Таким образом, созданная Набоковым «публичная персона» может восприниматься не только как средство для реализации стратегии успеха и защиты от произвола чужих интерпретаций, но и как способ самоидентификации, оформления и воссоздания писателем своего многоликого и текучего «я».

***

С пугающей убедительностью «литературная личность» Набокова материализовалась на страницах предисловий к английским переводам его русских произведений (сюда же можно приплюсовать послесловие к американскому изданию «Лолиты» и предисловие к третьему изданию «Под знаком незаконнорожденных»), а также в многочисленных интервью, щедро раздававшихся корреспондентам разнокалиберных изданий — от глянцевитых монстров, типа «Тайм» и «Вог», до малотиражных литературоведческих ежеквартальников.

На русском термин «интервью» имеет два значения. Первое — «предназначенная для печати, радио или телевидения беседа журналиста с каким-либо лицом»; второе — «газетная (журнальная) статья, излагающая содержание такой беседы».
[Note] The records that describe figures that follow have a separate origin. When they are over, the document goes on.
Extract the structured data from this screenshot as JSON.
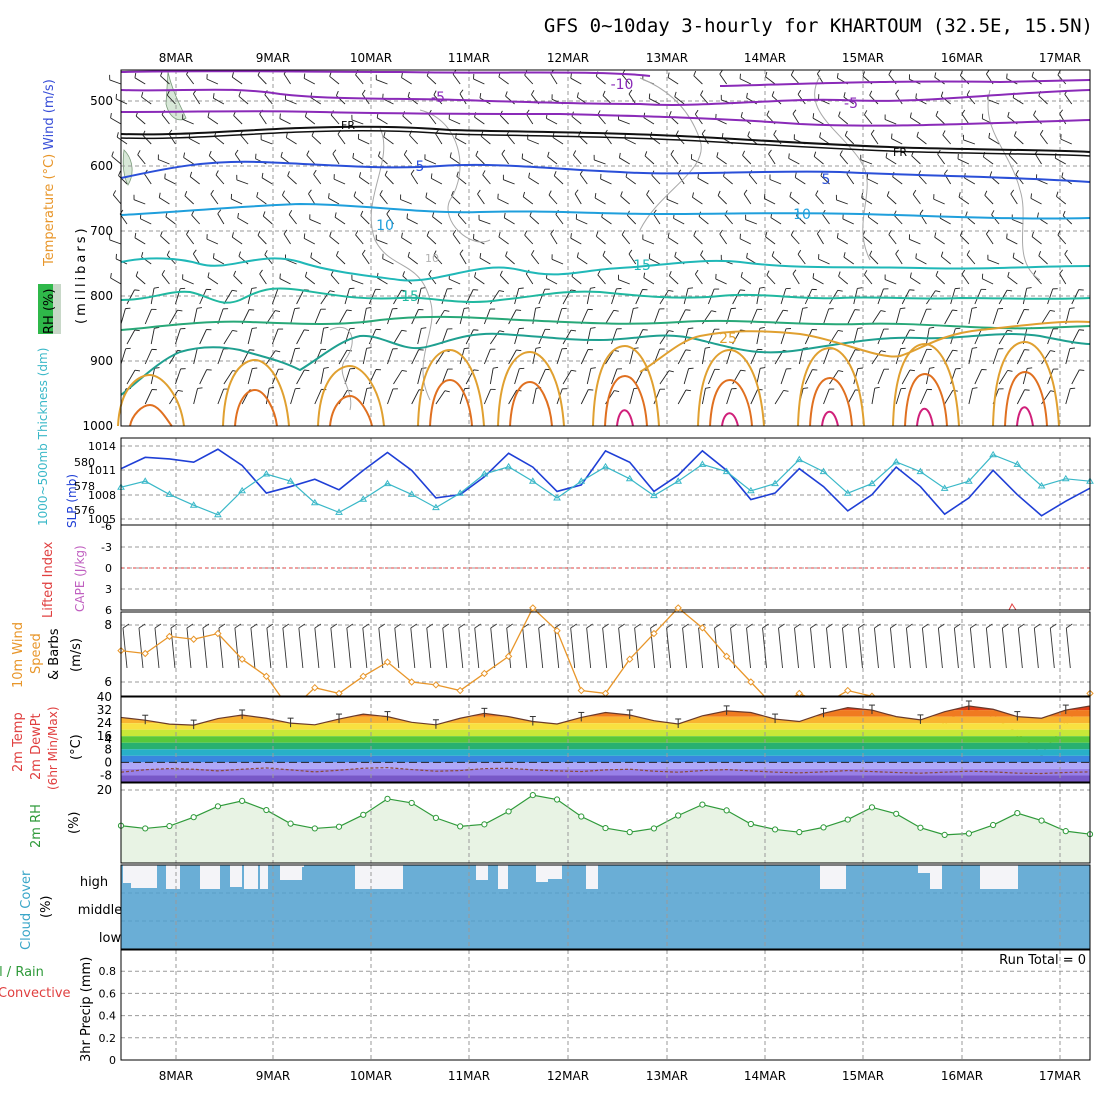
{
  "title": "GFS 0~10day 3-hourly for KHARTOUM (32.5E, 15.5N)",
  "date_labels": [
    "8MAR",
    "9MAR",
    "10MAR",
    "11MAR",
    "12MAR",
    "13MAR",
    "14MAR",
    "15MAR",
    "16MAR",
    "17MAR"
  ],
  "panels": {
    "upper_air": {
      "label_wind": "Wind (m/s)",
      "label_temp": "Temperature (°C)",
      "label_rh": "RH (%)",
      "label_mb": "(millibars)",
      "pressure_ticks": [
        "500",
        "600",
        "700",
        "800",
        "900",
        "1000"
      ],
      "contour_labels": [
        "-10",
        "-5",
        "FR",
        "-5",
        "FR",
        "5",
        "5",
        "10",
        "10",
        "10",
        "15",
        "15",
        "25",
        "-5",
        "-10"
      ]
    },
    "thickness_slp": {
      "label_thick": "1000~500mb Thickness (dm)",
      "label_slp": "SLP (mb)",
      "left_ticks": [
        "580",
        "578",
        "576"
      ],
      "right_ticks": [
        "1014",
        "1011",
        "1008",
        "1005"
      ]
    },
    "cape_li": {
      "label_li": "Lifted Index",
      "label_cape": "CAPE (J/kg)",
      "ticks": [
        "-6",
        "-3",
        "0",
        "3",
        "6"
      ]
    },
    "wind10m": {
      "label_a": "10m Wind",
      "label_b": "Speed",
      "label_c": "& Barbs",
      "label_unit": "(m/s)",
      "ticks": [
        "8",
        "6",
        "4"
      ]
    },
    "temp2m": {
      "label_a": "2m Temp",
      "label_b": "2m DewPt",
      "label_c": "(6hr Min/Max)",
      "label_unit": "(°C)",
      "ticks": [
        "40",
        "32",
        "24",
        "16",
        "8",
        "0",
        "-8"
      ]
    },
    "rh2m": {
      "label_a": "2m RH",
      "label_unit": "(%)",
      "ticks": [
        "20"
      ]
    },
    "cloud": {
      "label_a": "Cloud Cover",
      "label_unit": "(%)",
      "levels": [
        "high",
        "middle",
        "low"
      ]
    },
    "precip": {
      "label_a": "tal / Rain",
      "label_b": "Convective",
      "label_c": "3hr Precip (mm)",
      "run_total": "Run Total = 0",
      "ticks": [
        "0.8",
        "0.6",
        "0.4",
        "0.2",
        "0"
      ]
    }
  },
  "colors": {
    "slp": "#1f3fd6",
    "thickness": "#3ab8c8",
    "wind_speed": "#e8962a",
    "rh": "#2f9a3a",
    "rh_fill": "#e8f3e4",
    "cloud": "#6aaed6",
    "cape": "#c060c0",
    "li": "#e03c3c"
  },
  "chart_data": [
    {
      "type": "line",
      "name": "1000~500mb thickness and SLP",
      "time_steps": 41,
      "series": [
        {
          "name": "SLP (mb)",
          "values": [
            1011.2,
            1012.6,
            1012.4,
            1012.0,
            1013.6,
            1011.6,
            1008.2,
            1009.0,
            1009.9,
            1008.6,
            1011.0,
            1013.2,
            1011.0,
            1007.6,
            1008.0,
            1010.2,
            1013.1,
            1011.4,
            1008.4,
            1009.2,
            1013.4,
            1012.0,
            1008.4,
            1010.4,
            1013.4,
            1011.0,
            1007.4,
            1008.2,
            1011.2,
            1009.0,
            1006.0,
            1008.0,
            1011.4,
            1009.0,
            1005.6,
            1007.6,
            1011.0,
            1008.0,
            1005.4,
            1007.2,
            1008.8
          ]
        },
        {
          "name": "1000~500mb Thickness (dm)",
          "values": [
            577.9,
            578.4,
            577.3,
            576.4,
            575.6,
            577.6,
            579.0,
            578.4,
            576.6,
            575.8,
            576.9,
            578.2,
            577.3,
            576.2,
            577.4,
            579.0,
            579.6,
            578.4,
            577.0,
            578.4,
            579.6,
            578.6,
            577.2,
            578.4,
            579.8,
            579.2,
            577.6,
            578.2,
            580.2,
            579.2,
            577.4,
            578.2,
            580.0,
            579.2,
            577.8,
            578.4,
            580.6,
            579.8,
            578.0,
            578.6,
            578.4
          ]
        }
      ]
    },
    {
      "type": "line",
      "name": "CAPE and Lifted Index",
      "ylim": [
        -6,
        6
      ],
      "series": [
        {
          "name": "Lifted Index",
          "values": []
        },
        {
          "name": "CAPE (J/kg)",
          "values": []
        }
      ]
    },
    {
      "type": "line",
      "name": "10m wind speed",
      "ylim": [
        3,
        9
      ],
      "series": [
        {
          "name": "10m Wind Speed (m/s)",
          "values": [
            7.1,
            7.0,
            7.6,
            7.5,
            7.7,
            6.8,
            6.2,
            5.0,
            5.8,
            5.6,
            6.2,
            6.7,
            6.0,
            5.9,
            5.7,
            6.3,
            6.9,
            8.6,
            7.8,
            5.7,
            5.6,
            6.8,
            7.7,
            8.6,
            7.9,
            6.9,
            6.0,
            5.1,
            5.6,
            5.2,
            5.7,
            5.5,
            5.0,
            4.9,
            4.6,
            5.1,
            4.8,
            4.2,
            3.5,
            4.5,
            5.6
          ]
        }
      ]
    },
    {
      "type": "area",
      "name": "2m temperature and dew point",
      "ylim": [
        -12,
        40
      ],
      "series": [
        {
          "name": "2m Temp (°C)",
          "values": [
            27.5,
            25.8,
            23.4,
            22.8,
            26.8,
            29.0,
            27.0,
            24.0,
            23.0,
            26.5,
            29.5,
            28.0,
            24.5,
            23.0,
            27.0,
            30.0,
            28.0,
            25.0,
            23.5,
            27.5,
            30.5,
            29.0,
            25.5,
            23.5,
            28.5,
            31.5,
            30.5,
            26.5,
            25.0,
            30.0,
            33.5,
            32.0,
            28.0,
            26.0,
            31.0,
            34.5,
            32.5,
            28.0,
            27.0,
            32.0,
            34.5
          ]
        },
        {
          "name": "2m DewPt (°C)",
          "values": [
            -6.0,
            -4.5,
            -3.8,
            -4.2,
            -5.2,
            -4.2,
            -3.4,
            -4.6,
            -5.8,
            -4.8,
            -3.6,
            -3.2,
            -4.4,
            -5.4,
            -5.0,
            -3.8,
            -3.6,
            -4.6,
            -5.2,
            -5.6,
            -4.6,
            -4.2,
            -5.4,
            -6.0,
            -5.0,
            -4.4,
            -5.2,
            -6.0,
            -6.4,
            -5.8,
            -5.0,
            -5.6,
            -6.2,
            -6.6,
            -6.0,
            -5.4,
            -5.8,
            -6.6,
            -6.8,
            -6.2,
            -5.8
          ]
        }
      ]
    },
    {
      "type": "area",
      "name": "2m relative humidity",
      "series": [
        {
          "name": "2m RH (%)",
          "values": [
            9.5,
            8.7,
            9.4,
            12.0,
            15.2,
            16.8,
            14.1,
            10.1,
            8.7,
            9.2,
            12.7,
            17.4,
            16.2,
            11.8,
            9.3,
            9.9,
            13.7,
            18.5,
            17.2,
            12.2,
            8.8,
            7.6,
            8.7,
            12.5,
            15.7,
            14.0,
            10.0,
            8.4,
            7.6,
            9.0,
            11.3,
            14.9,
            13.0,
            8.9,
            6.8,
            7.2,
            9.7,
            13.2,
            11.0,
            7.9,
            7.0
          ]
        }
      ]
    },
    {
      "type": "bar",
      "name": "3hr precip",
      "ylim": [
        0,
        1
      ],
      "series": [
        {
          "name": "3hr Precip (mm)",
          "values": []
        }
      ]
    }
  ]
}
Ранние набоковские интервью в полной мере соответствуют второму значению. Как правило, они представляют собой пресловутые «интервью-эссе», когда словоохотливый журналист, выдав элементарные биографические и библиографические данные, рассказывает читателям о встрече с творцом «Лолиты», описывает его внешность, его произношение, его манеру смеяться, его жену и т. п. (Позже, когда «мистер "Лолита"» обосновался на берегу Женевского озера в роскошном «Монтрё-палас», к обязательным пунктам программы прибавились описания гостиничных апартаментов и красот швейцарских пейзажей.) Самого Набокова в таких «интервью» не слишком много. Пересказывая содержание беседы, журналисты лишь изредка давали слово своему подопечному, прибегая к косвенной речи и вкрапляя в рассказ лишь несколько закавыченных набоковских фраз. Для начального этапа становления писательской репутации и такие «интервью» были полезны: как-никак они привлекали читательское внимание и давали кое-какую информацию об авторе нашумевшего романа. Особенно много таких интервью было взято у Набокова в период «l'affaire Lolita», когда он сделался героем светских хроник и, соответственно, законной добычей пронырливых газетных репортеров. Только за три недели рекламного парижско-лондонского турне осени 1959 года писатель дал более десяти интервью — для таких изданий, как «Жур де Франс», «Нувель литтерер», «Франс суар», «Франс обсерватёр», «Леттр нувель», «Иль джорно», «Обсёрвер», «Ивнинг стэндарт», «Спектейтор» и т. д.